The task force – led by Republican Asa Hutchinson, a former Arkansas congressman and Homeland Security official under Mr Bush, and Democrat James Jones, a former Oklahoma congressman and US ambassador to Mexico in the Clinton administration – offered what it called the most comprehensive report so far on prisoner interrogations.
"It is indisputable that the United States engaged in the practice of torture," the report said.
The torture question dogged the Bush administration after the disclosure that three prisoners held by the CIA had been waterboarded, an interrogation technique that simulates drowning.
While the Bush administration denied the practice amounted to torture, the task force said the issue should no longer be subject to debate.
"The United States may not declare a nation guilty of engaging in torture and then exempt itself from being so labelled for similar if not identical conduct," the report said.
The group, which had no access to classified information or subpoena power, said the public record provided ample evidence of torture.
"Torture was used against detainees in many instances and across a wide range of theatres," Mr Hutchinson said at a news conference, citing instances of waterboarding, stress positions and sleep deprivation.
The report said much of the torture that occurred in Iraq, Afghanistan and at Guantanamo Bay, Cuba, "was never explicitly authorised". Still, it found the administration laid the groundwork for torture by declaring that the Geneva Conventions, which require humane treatment for prisoners of war, didn't apply to the war on terrorism.
"The administration never specified what rules would apply instead," the report said.
It faulted Justice Department lawyers for providing "novel, if not acrobatic" legal opinions that permitted torture and other mistreatment of prisoners.
The report also challenges the CIA's claim that only three al-Qaeda prisoners were waterboarded.
The task force confirmed an account first provided by Human Rights Watch that at least one Libyan militant was waterboarded by US forces in Afghanistan. It said a second Libyan militant was subjected to a "similar water-suffocation procedure" that didn't involve a board.
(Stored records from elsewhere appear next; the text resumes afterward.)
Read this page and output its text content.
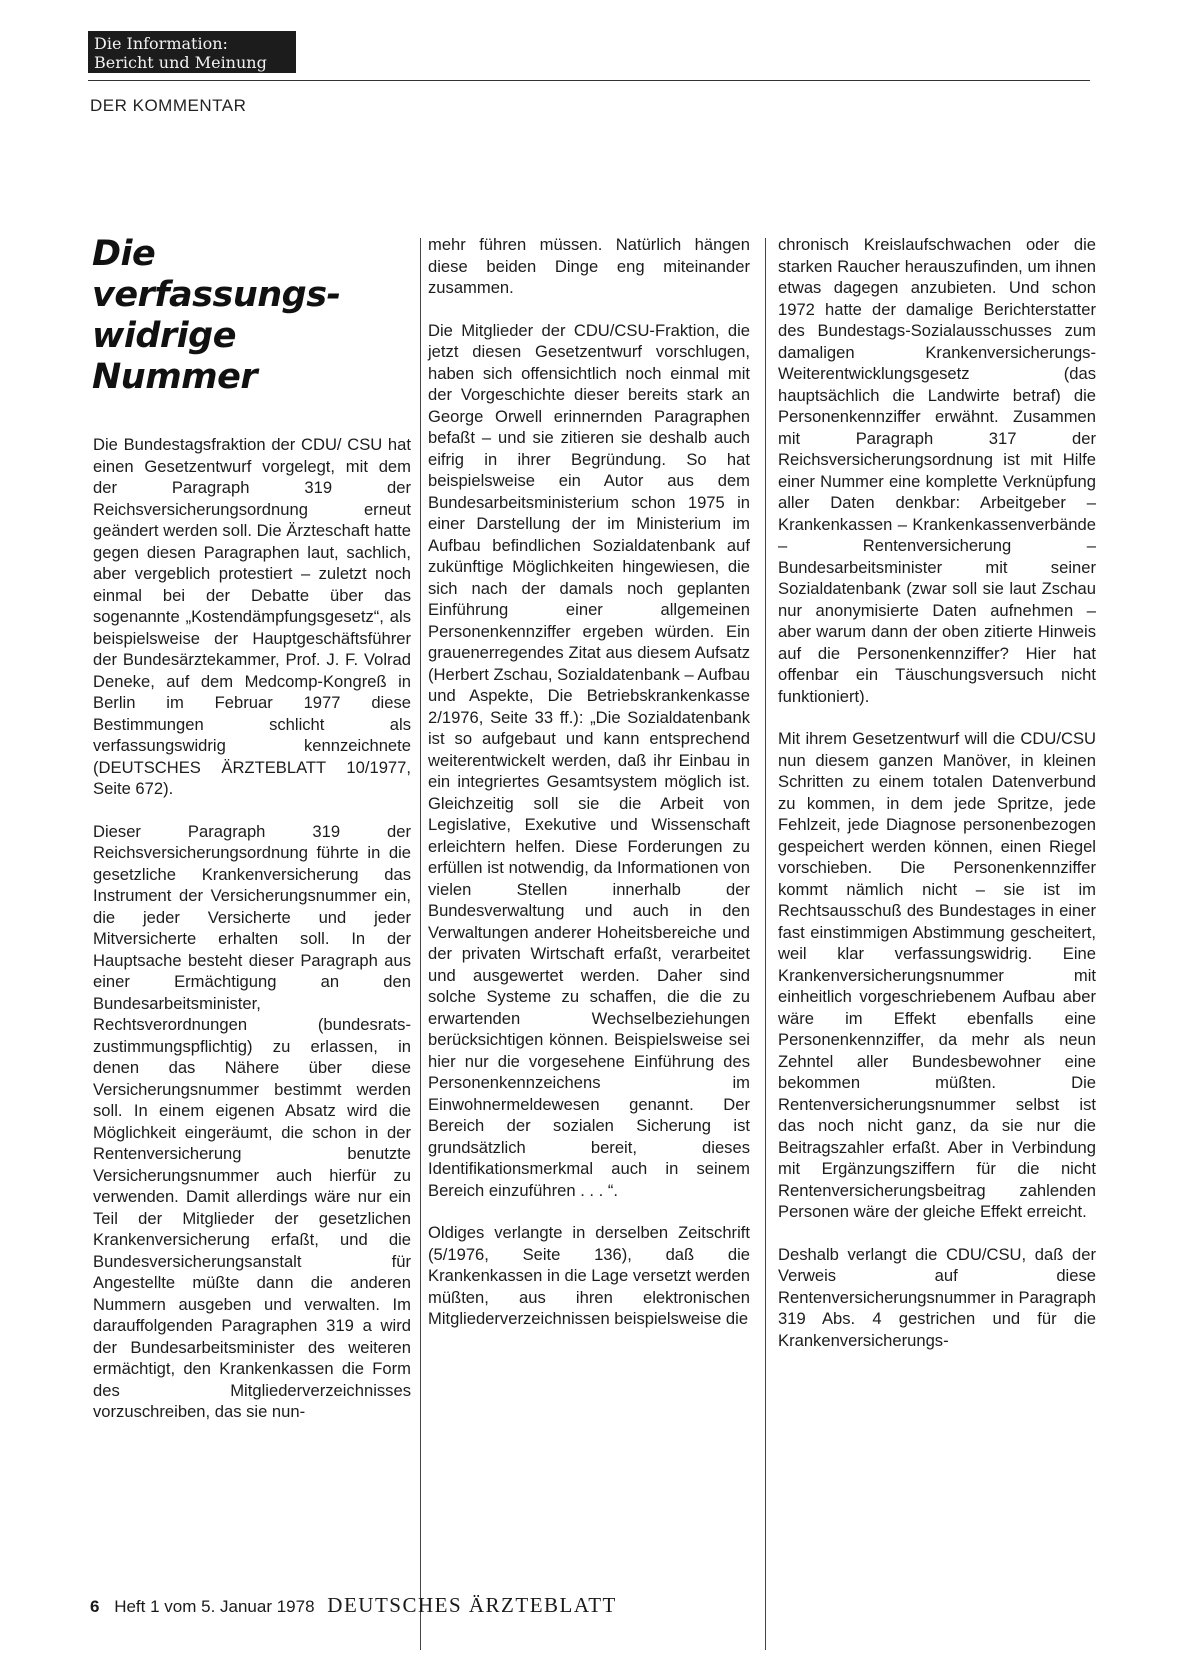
Die Information:
Bericht und Meinung
DER KOMMENTAR
Die
verfassungs-
widrige
Nummer

Die Bundestagsfraktion der CDU/ CSU hat einen Gesetzentwurf vorgelegt, mit dem der Paragraph 319 der Reichsversicherungsordnung erneut geändert werden soll. Die Ärzteschaft hatte gegen diesen Paragraphen laut, sachlich, aber vergeblich protestiert – zuletzt noch einmal bei der Debatte über das sogenannte „Kostendämpfungsgesetz“, als beispielsweise der Hauptgeschäftsführer der Bundesärztekammer, Prof. J. F. Volrad Deneke, auf dem Medcomp-Kongreß in Berlin im Februar 1977 diese Bestimmungen schlicht als verfassungswidrig kennzeichnete (DEUTSCHES ÄRZTEBLATT 10/1977, Seite 672).

Dieser Paragraph 319 der Reichsversicherungsordnung führte in die gesetzliche Krankenversicherung das Instrument der Versicherungsnummer ein, die jeder Versicherte und jeder Mitversicherte erhalten soll. In der Hauptsache besteht dieser Paragraph aus einer Ermächtigung an den Bundesarbeitsminister, Rechtsverordnungen (bundesrats-zustimmungspflichtig) zu erlassen, in denen das Nähere über diese Versicherungsnummer bestimmt werden soll. In einem eigenen Absatz wird die Möglichkeit eingeräumt, die schon in der Rentenversicherung benutzte Versicherungsnummer auch hierfür zu verwenden. Damit allerdings wäre nur ein Teil der Mitglieder der gesetzlichen Krankenversicherung erfaßt, und die Bundesversicherungsanstalt für Angestellte müßte dann die anderen Nummern ausgeben und verwalten. Im darauffolgenden Paragraphen 319 a wird der Bundesarbeitsminister des weiteren ermächtigt, den Krankenkassen die Form des Mitgliederverzeichnisses vorzuschreiben, das sie nun-

mehr führen müssen. Natürlich hängen diese beiden Dinge eng miteinander zusammen.

Die Mitglieder der CDU/CSU-Fraktion, die jetzt diesen Gesetzentwurf vorschlugen, haben sich offensichtlich noch einmal mit der Vorgeschichte dieser bereits stark an George Orwell erinnernden Paragraphen befaßt – und sie zitieren sie deshalb auch eifrig in ihrer Begründung. So hat beispielsweise ein Autor aus dem Bundesarbeitsministerium schon 1975 in einer Darstellung der im Ministerium im Aufbau befindlichen Sozialdatenbank auf zukünftige Möglichkeiten hingewiesen, die sich nach der damals noch geplanten Einführung einer allgemeinen Personenkennziffer ergeben würden. Ein grauenerregendes Zitat aus diesem Aufsatz (Herbert Zschau, Sozialdatenbank – Aufbau und Aspekte, Die Betriebskrankenkasse 2/1976, Seite 33 ff.): „Die Sozialdatenbank ist so aufgebaut und kann entsprechend weiterentwickelt werden, daß ihr Einbau in ein integriertes Gesamtsystem möglich ist. Gleichzeitig soll sie die Arbeit von Legislative, Exekutive und Wissenschaft erleichtern helfen. Diese Forderungen zu erfüllen ist notwendig, da Informationen von vielen Stellen innerhalb der Bundesverwaltung und auch in den Verwaltungen anderer Hoheitsbereiche und der privaten Wirtschaft erfaßt, verarbeitet und ausgewertet werden. Daher sind solche Systeme zu schaffen, die die zu erwartenden Wechselbeziehungen berücksichtigen können. Beispielsweise sei hier nur die vorgesehene Einführung des Personenkennzeichens im Einwohnermeldewesen genannt. Der Bereich der sozialen Sicherung ist grundsätzlich bereit, dieses Identifikationsmerkmal auch in seinem Bereich einzuführen . . . “.

Oldiges verlangte in derselben Zeitschrift (5/1976, Seite 136), daß die Krankenkassen in die Lage versetzt werden müßten, aus ihren elektronischen Mitgliederverzeichnissen beispielsweise die

chronisch Kreislaufschwachen oder die starken Raucher herauszufinden, um ihnen etwas dagegen anzubieten. Und schon 1972 hatte der damalige Berichterstatter des Bundestags-Sozialausschusses zum damaligen Krankenversicherungs-Weiterentwicklungsgesetz (das hauptsächlich die Landwirte betraf) die Personenkennziffer erwähnt. Zusammen mit Paragraph 317 der Reichsversicherungsordnung ist mit Hilfe einer Nummer eine komplette Verknüpfung aller Daten denkbar: Arbeitgeber – Krankenkassen – Krankenkassenverbände – Rentenversicherung – Bundesarbeitsminister mit seiner Sozialdatenbank (zwar soll sie laut Zschau nur anonymisierte Daten aufnehmen – aber warum dann der oben zitierte Hinweis auf die Personenkennziffer? Hier hat offenbar ein Täuschungsversuch nicht funktioniert).

Mit ihrem Gesetzentwurf will die CDU/CSU nun diesem ganzen Manöver, in kleinen Schritten zu einem totalen Datenverbund zu kommen, in dem jede Spritze, jede Fehlzeit, jede Diagnose personenbezogen gespeichert werden können, einen Riegel vorschieben. Die Personenkennziffer kommt nämlich nicht – sie ist im Rechtsausschuß des Bundestages in einer fast einstimmigen Abstimmung gescheitert, weil klar verfassungswidrig. Eine Krankenversicherungsnummer mit einheitlich vorgeschriebenem Aufbau aber wäre im Effekt ebenfalls eine Personenkennziffer, da mehr als neun Zehntel aller Bundesbewohner eine bekommen müßten. Die Rentenversicherungsnummer selbst ist das noch nicht ganz, da sie nur die Beitragszahler erfaßt. Aber in Verbindung mit Ergänzungsziffern für die nicht Rentenversicherungsbeitrag zahlenden Personen wäre der gleiche Effekt erreicht.

Deshalb verlangt die CDU/CSU, daß der Verweis auf diese Rentenversicherungsnummer in Paragraph 319 Abs. 4 gestrichen und für die Krankenversicherungs-

6 Heft 1 vom 5. Januar 1978 DEUTSCHES ÄRZTEBLATT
The two incidents "caused some consternation at the CIA, which had always maintained that only three people had been waterboarded", the report said.
Mr Jones faulted the Obama administration for keeping documents classified in a practice that he said serves only "to conceal wrongdoing".
Mr Obama, in his first term, decided against creating a commission to study the Bush administration's interrogation and detention policies, saying it was unproductive to "look backwards".
The task force, which interviewed scores of prisoners, military intelligence officers and interrogators, said its report "should not be the final word on how events played out". It called on the Obama administration to declassify as much information as possible to expose wrongdoing and correct past abuses.
The report was less definitive on whether torture provided any valuable information to US officials tracking potential terrorist plots.
Without access to classified information, the group said it couldn't be sure whether torture yielded any breakthroughs. The Senate Intelligence Committee produced a report on interrogations that remains classified.
Still, the task force said there was no "firm or persuasive evidence" to indicate that torture was beneficial and called on those who disagreed to offer some factual basis.
"The public record strongly suggests there was no useful information gained from going to the dark side" and engaging in torture, said David Irvine, a former Republican Utah state legislator and retired Army brigadier-general who served on the task force. "We have been badly misled by false confessions derived from brutal interrogations."
While most of the report's findings were unanimous, the task force could not agree on one key issue: how to address the indefinite detention of prisoners at Guantanamo Bay.
A majority of the group said the indefinite detention was "abhorrent and intolerable" and called on the Obama administration to bring prisoners to court or deport them.